We enrolled 85 infants with definitive molecular diagnosis of HA. The median age of onset was 54 days (IQR 10–114 days). The study included 54 male (64%, 54/85) and 31 female (36%, 31/85) patients who were divided into two subgroups according to age of onset: neonate group (32 cases, 38%) and infant group (53 cases, 62%). The dominant phenotypes (a patient may have had more than one clinical phenotype) were neurological abnormality (31%), glucose metabolism disturbance (26%), metabolic acidosis (24%), respiratory failure (15%), and electrolyte disturbance (14%) (Table 1).
Genetic spectrum of infantile HA
Collectively, 136 pathogenic or likely pathogenic (P/LP) variants were identified in 33 genes, with 110 reported variants and 26 novel variants (Supplementary Table 1). Fourteen genes were reported with HA (42%, 14/33), with SLC25A13 and MUT being the top two detected genes (22%, 18/85). Nineteen genes, which have not been previously reported with HA, were detected in this study (58%, 19/33), of which JAG1 and ABCC8 were the most frequently mutated genes (16%, 14/85).
Recurrent genetic disorders included cholestasis (55%, 47/85), OA (14%, 12/85), UCD (7%, 6/85), and FAOD (6%, 5/85), with SLC25A13, MUT, CPS1, and SLC25A20 being the most frequently detected genes in each classification, respectively.
Genetic features of infantile HA depending on onset age
Subgroups with different age of onset showed different genetic disorders. The proportions of OA (p = 0.001), FAOD (p = 0.006), and cholestasis (p < 0.001) showed significant differences between the two subgroups (Table 1). MUT (19 %, 6/32) was the most frequently detected gene in the neonatal group, whereas in the post-neonatal group, the most frequently mutated gene was SLC25A13 (21%, 11/53).
In cases of refractory HA (21%, 18/85), all mutated genes in the neonatal group were reported with HA, with MUT being the most frequently identified gene (Figure 1). In the post-neonatal group, mutated ABCB11, CYP7B1, and MPV17, which have not been previously reported with the HA phenotype, were associated with refractory HA; interestingly, all these cases presented with liver failure.
In controllable or self-limiting HA cases (79%, 67/85), mutations in SLC25A13, JAG1, and ABCC8 were detected in more than five cases, accounting for 37% (25/67) of all cases. Mutated SLC25A13 and most mutated JAG1 (7/8) were detected in the infantile group, and all cases presented a cholestatic phenotype. In the neonatal group, ABCC8 was the most frequently mutated gene, and all cases presented with hypoglycaemia. Notably, mutated JAG1 and ABCC8 with the hypoglycaemic phenotype have not been previously reported with HA.
Clinical characteristics of inherited HA according to the age of onset
To investigate the characteristics of inherited HA according to the age of onset, we compared the clinical phenotypes of the neonatal and infantile groups. We found significant differences in the clinical features, clinical course, and outcomes between the two subgroups.

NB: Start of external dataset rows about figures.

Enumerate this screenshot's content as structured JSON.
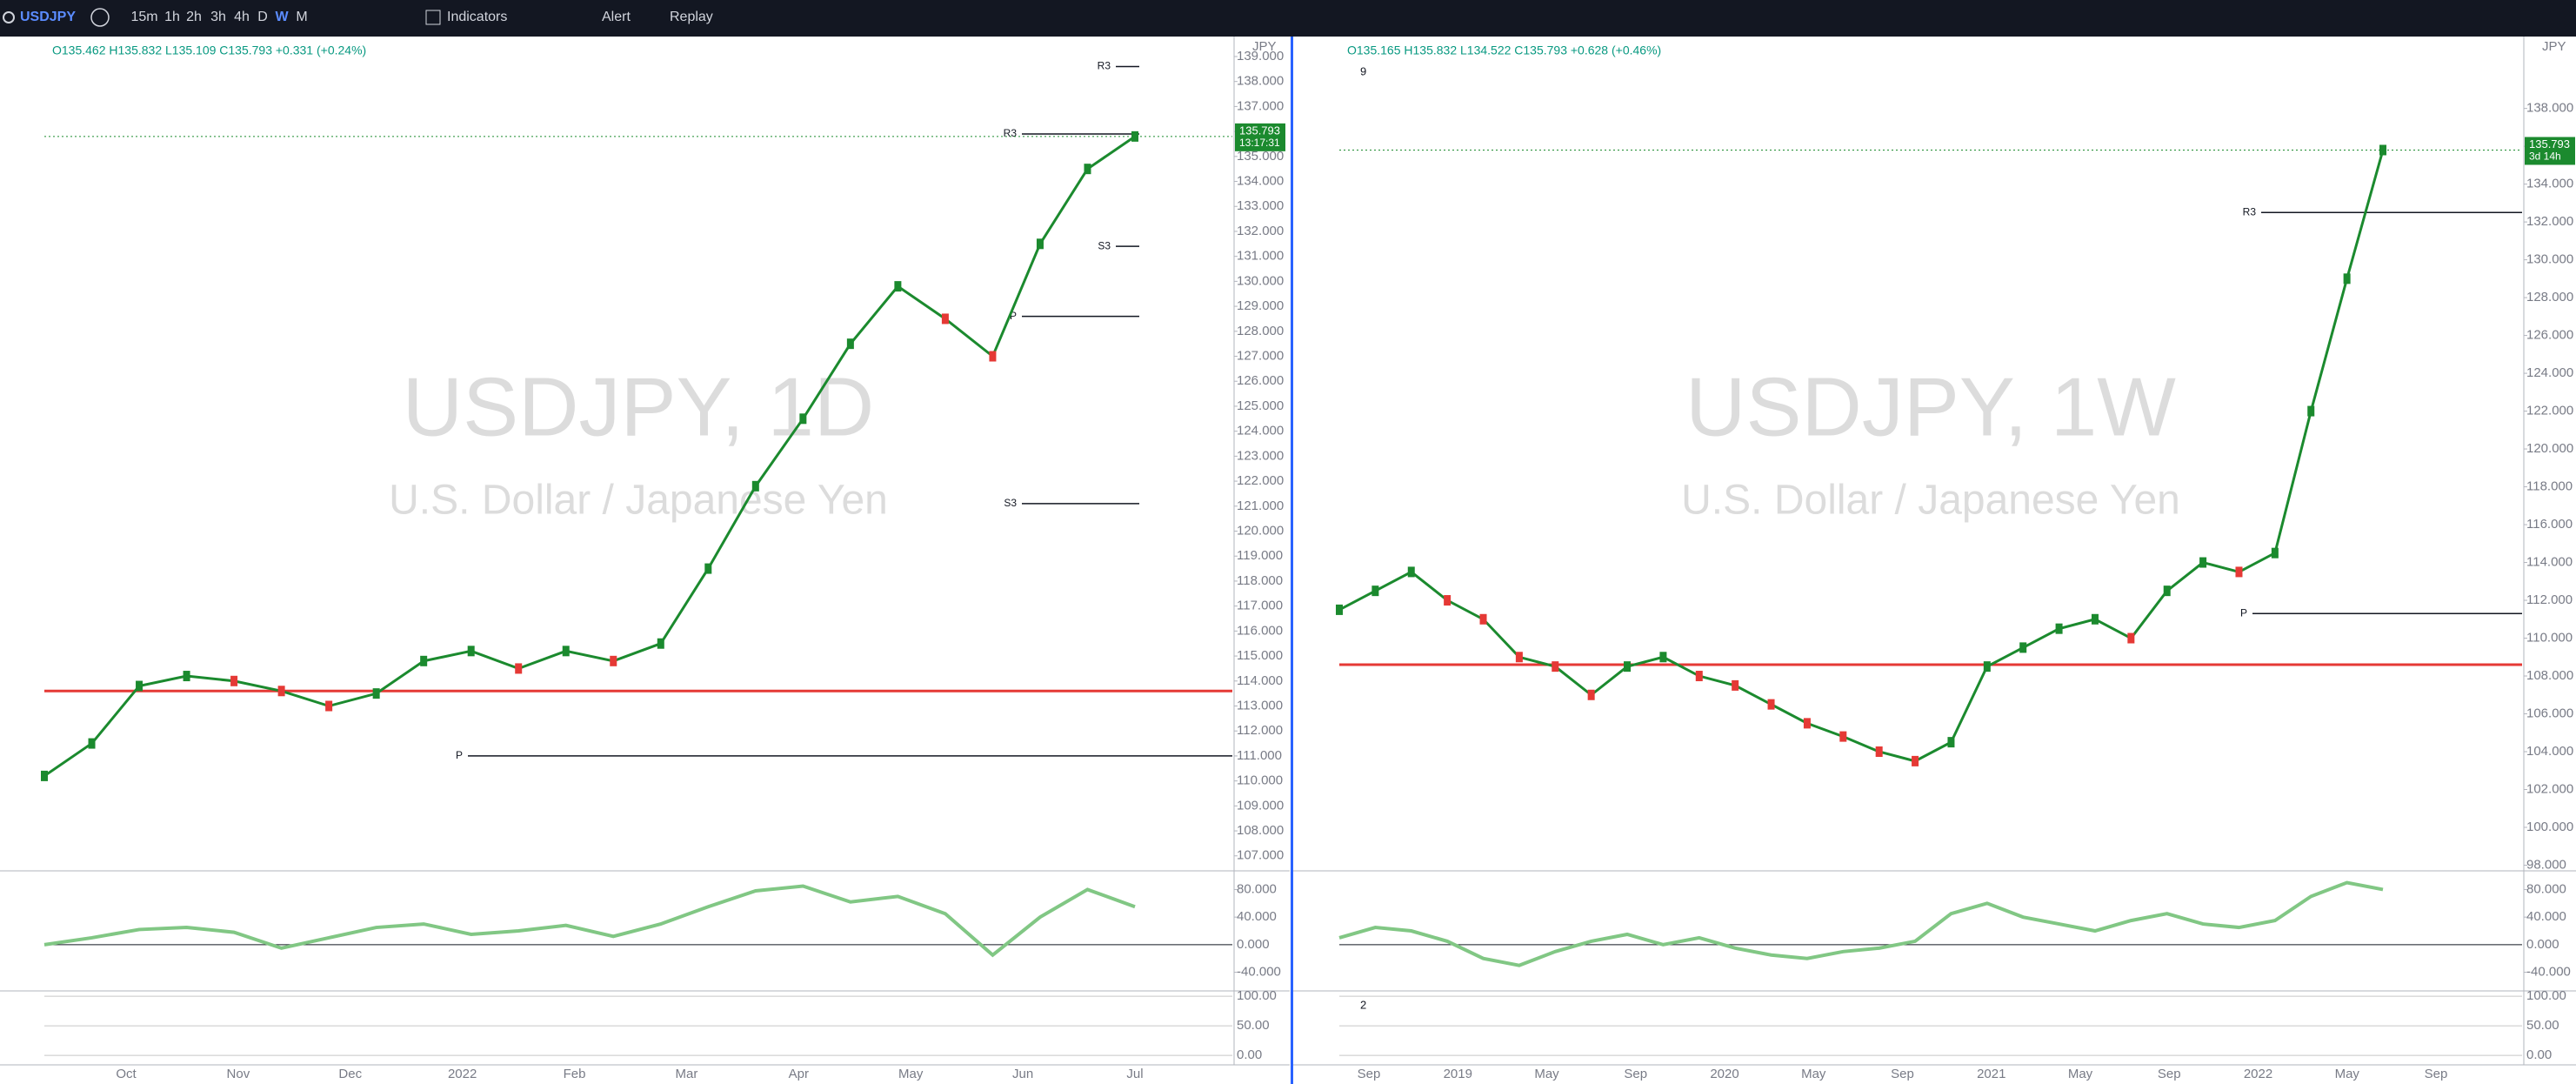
{
  "toolbar": {
    "symbol": "USDJPY",
    "intervals": [
      "15m",
      "1h",
      "2h",
      "3h",
      "4h",
      "D",
      "W",
      "M"
    ],
    "indicators": "Indicators",
    "alert": "Alert",
    "replay": "Replay"
  },
  "panels": [
    {
      "ohlc": "O135.462 H135.832 L135.109 C135.793 +0.331 (+0.24%)",
      "watermark": "USDJPY, 1D",
      "description": "U.S. Dollar / Japanese Yen",
      "currency": "JPY",
      "price_tag": "135.793",
      "countdown": "13:17:31",
      "ylim": [
        106.4,
        139.8
      ],
      "yticks": [
        {
          "value": 107,
          "label": "107.000"
        },
        {
          "value": 108,
          "label": "108.000"
        },
        {
          "value": 109,
          "label": "109.000"
        },
        {
          "value": 110,
          "label": "110.000"
        },
        {
          "value": 111,
          "label": "111.000"
        },
        {
          "value": 112,
          "label": "112.000"
        },
        {
          "value": 113,
          "label": "113.000"
        },
        {
          "value": 114,
          "label": "114.000"
        },
        {
          "value": 115,
          "label": "115.000"
        },
        {
          "value": 116,
          "label": "116.000"
        },
        {
          "value": 117,
          "label": "117.000"
        },
        {
          "value": 118,
          "label": "118.000"
        },
        {
          "value": 119,
          "label": "119.000"
        },
        {
          "value": 120,
          "label": "120.000"
        },
        {
          "value": 121,
          "label": "121.000"
        },
        {
          "value": 122,
          "label": "122.000"
        },
        {
          "value": 123,
          "label": "123.000"
        },
        {
          "value": 124,
          "label": "124.000"
        },
        {
          "value": 125,
          "label": "125.000"
        },
        {
          "value": 126,
          "label": "126.000"
        },
        {
          "value": 127,
          "label": "127.000"
        },
        {
          "value": 128,
          "label": "128.000"
        },
        {
          "value": 129,
          "label": "129.000"
        },
        {
          "value": 130,
          "label": "130.000"
        },
        {
          "value": 131,
          "label": "131.000"
        },
        {
          "value": 132,
          "label": "132.000"
        },
        {
          "value": 133,
          "label": "133.000"
        },
        {
          "value": 134,
          "label": "134.000"
        },
        {
          "value": 135,
          "label": "135.000"
        },
        {
          "value": 136,
          "label": "136.000"
        },
        {
          "value": 137,
          "label": "137.000"
        },
        {
          "value": 138,
          "label": "138.000"
        },
        {
          "value": 139,
          "label": "139.000"
        }
      ],
      "closes": [
        110.2,
        111.5,
        113.8,
        114.2,
        114.0,
        113.6,
        113.0,
        113.5,
        114.8,
        115.2,
        114.5,
        115.2,
        114.8,
        115.5,
        118.5,
        121.8,
        124.5,
        127.5,
        129.8,
        128.5,
        127.0,
        131.5,
        134.5,
        135.8
      ],
      "xlabels": [
        "Oct",
        "Nov",
        "Dec",
        "2022",
        "Feb",
        "Mar",
        "Apr",
        "May",
        "Jun",
        "Jul"
      ],
      "pivots": [
        {
          "label": "R3",
          "value": 138.6
        },
        {
          "label": "R3",
          "value": 135.9
        },
        {
          "label": "S3",
          "value": 131.4
        },
        {
          "label": "P",
          "value": 128.6
        },
        {
          "label": "S3",
          "value": 121.1
        },
        {
          "label": "P",
          "value": 111.0
        }
      ],
      "level": 113.6,
      "rsi": {
        "ylim": [
          -67,
          102
        ],
        "yticks": [
          {
            "value": 80,
            "label": "80.000"
          },
          {
            "value": 40,
            "label": "40.000"
          },
          {
            "value": 0,
            "label": "0.000"
          },
          {
            "value": -40,
            "label": "-40.000"
          }
        ],
        "values": [
          0,
          10,
          22,
          25,
          18,
          -5,
          10,
          25,
          30,
          15,
          20,
          28,
          12,
          30,
          55,
          78,
          85,
          62,
          70,
          45,
          -15,
          40,
          80,
          55
        ]
      },
      "stoch": {
        "ylim": [
          -16,
          106
        ],
        "yticks": [
          {
            "value": 100,
            "label": "100.00"
          },
          {
            "value": 50,
            "label": "50.00"
          },
          {
            "value": 0,
            "label": "0.00"
          }
        ]
      }
    },
    {
      "ohlc": "O135.165 H135.832 L134.522 C135.793 +0.628 (+0.46%)",
      "watermark": "USDJPY, 1W",
      "description": "U.S. Dollar / Japanese Yen",
      "currency": "JPY",
      "price_tag": "135.793",
      "countdown": "3d 14h",
      "pane_label": "9",
      "stoch_label": "2",
      "ylim": [
        97.7,
        141.8
      ],
      "yticks": [
        {
          "value": 98,
          "label": "98.000"
        },
        {
          "value": 100,
          "label": "100.000"
        },
        {
          "value": 102,
          "label": "102.000"
        },
        {
          "value": 104,
          "label": "104.000"
        },
        {
          "value": 106,
          "label": "106.000"
        },
        {
          "value": 108,
          "label": "108.000"
        },
        {
          "value": 110,
          "label": "110.000"
        },
        {
          "value": 112,
          "label": "112.000"
        },
        {
          "value": 114,
          "label": "114.000"
        },
        {
          "value": 116,
          "label": "116.000"
        },
        {
          "value": 118,
          "label": "118.000"
        },
        {
          "value": 120,
          "label": "120.000"
        },
        {
          "value": 122,
          "label": "122.000"
        },
        {
          "value": 124,
          "label": "124.000"
        },
        {
          "value": 126,
          "label": "126.000"
        },
        {
          "value": 128,
          "label": "128.000"
        },
        {
          "value": 130,
          "label": "130.000"
        },
        {
          "value": 132,
          "label": "132.000"
        },
        {
          "value": 134,
          "label": "134.000"
        },
        {
          "value": 136,
          "label": "136.000"
        },
        {
          "value": 138,
          "label": "138.000"
        }
      ],
      "closes": [
        111.5,
        112.5,
        113.5,
        112.0,
        111.0,
        109.0,
        108.5,
        107.0,
        108.5,
        109.0,
        108.0,
        107.5,
        106.5,
        105.5,
        104.8,
        104.0,
        103.5,
        104.5,
        108.5,
        109.5,
        110.5,
        111.0,
        110.0,
        112.5,
        114.0,
        113.5,
        114.5,
        122.0,
        129.0,
        135.8
      ],
      "xlabels": [
        "Sep",
        "2019",
        "May",
        "Sep",
        "2020",
        "May",
        "Sep",
        "2021",
        "May",
        "Sep",
        "2022",
        "May",
        "Sep"
      ],
      "pivots": [
        {
          "label": "R3",
          "value": 132.5
        },
        {
          "label": "P",
          "value": 111.3
        }
      ],
      "level": 108.6,
      "rsi": {
        "ylim": [
          -67,
          102
        ],
        "yticks": [
          {
            "value": 80,
            "label": "80.000"
          },
          {
            "value": 40,
            "label": "40.000"
          },
          {
            "value": 0,
            "label": "0.000"
          },
          {
            "value": -40,
            "label": "-40.000"
          }
        ],
        "values": [
          10,
          25,
          20,
          5,
          -20,
          -30,
          -10,
          5,
          15,
          0,
          10,
          -5,
          -15,
          -20,
          -10,
          -5,
          5,
          45,
          60,
          40,
          30,
          20,
          35,
          45,
          30,
          25,
          35,
          70,
          90,
          80
        ]
      },
      "stoch": {
        "ylim": [
          -16,
          106
        ],
        "yticks": [
          {
            "value": 100,
            "label": "100.00"
          },
          {
            "value": 50,
            "label": "50.00"
          },
          {
            "value": 0,
            "label": "0.00"
          }
        ]
      }
    }
  ]
}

In the neonatal subgroup, 25% cases (8/32) presented with a peak plasma ammonia level ≥ 500 μmol/L, compared to 2% cases in the infantile group (1/53, p = 0.003). Neonatal patients with HA showed higher rates of neurological abnormalities (p < 0.001), respiratory failure (p < 0.001), metabolic acidosis (p = 0.001), glucose metabolism disturbance (p = 0.016), and electrolyte disturbances (p = 0.010) than infantile patients (Table 1). Infants with HA were more likely to present with hepatic failure than neonates (p = 0.042).
Among the neonatal subgroup, 41% patients (13/32) presented with a refractory clinical course, compared to just 9% patients in the infant group (5/53, p = 0.001). Clinical outcomes in the infant group were generally better than those in the neonatal group, with 83% patients showing improvement (44/53) and only 13% patients (7/53) withdrawing the treatment in consideration of the poor prognosis. In contrast, in the neonatal group, only 38% (12/32) patients had good prognoses (p < 0.001), and 47% (15/32) patients withdrew from the treatment (p = 0.001) given the poor prognosis.